> "Why say honest? We're talking to our coworkers. We would always be honest."
I grew up in the US South where starting or ending a sentence with "honest/honestly" was very common.
Because of behavioral / cultural norms, you might be very openly friendly with big smiles around a business customer that really grates on your nerves, or very openly nice to a neighbor that you really wish would move away and take their 3am welding and grinding in their garage with them.
Saying "honest/honestly" was seen as a "inside baseball" situation, where you were dropping social pretenses to tell someone your true opinion on a person or situation or whatever.
This also gets used inside companies between senior staff / management / directors / etc, as: "Okay, company politics and nonsense aside, I am being vulnerable here for a second and telling you what I really think about a $thing at potentially great job/advancement risk to myself".
Can it be meaningless? Yes.
Can the person say "honestly" and lie?
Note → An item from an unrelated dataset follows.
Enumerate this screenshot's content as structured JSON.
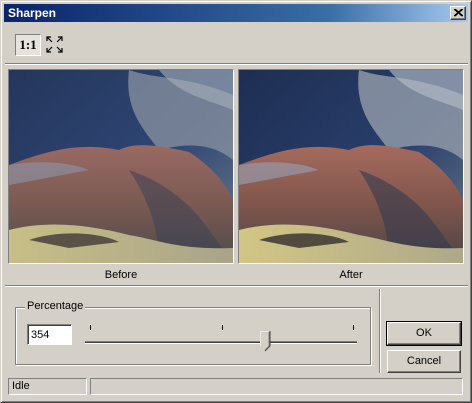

Yes.
It has uses.
If I’m having a convo with someone and they drop in “honestly” I immediately discount everything else they’ve said, and what follows.
Sometimes people use it reflexively and doesn’t carry the same meaning (for me).
There's a difference between how you describe using "honestly" and how claude seems to prefer tokens like "honest" and "load-bearing." An example from some coworkers attempting to replace product managers with Claude.
> Deliberately avoid a heavyweight "alert governance" process; the lightest recurring check that keeps FP-rate honest is the right dose.
And one for load bearing:
> Five open questions still stand; the load-bearing two are the runbook-AC contradiction (ratify "high-priority set only") and pinning the "high-priority set" definition + SLO source-of-truth before Milestone 3 (small-sample noise on a low-traffic fleet).
I recall having a conversation with someone many moons ago. They asked me a very weighty and significant question, and I answered it. Then they asked me to "promise". This was really thought-provoking for me.
To this day, it's the only part I remember. I told them I would not promise, as everything I said was true. Making a specific promise would create an implication that I'm generally untruthful, unless I "promise".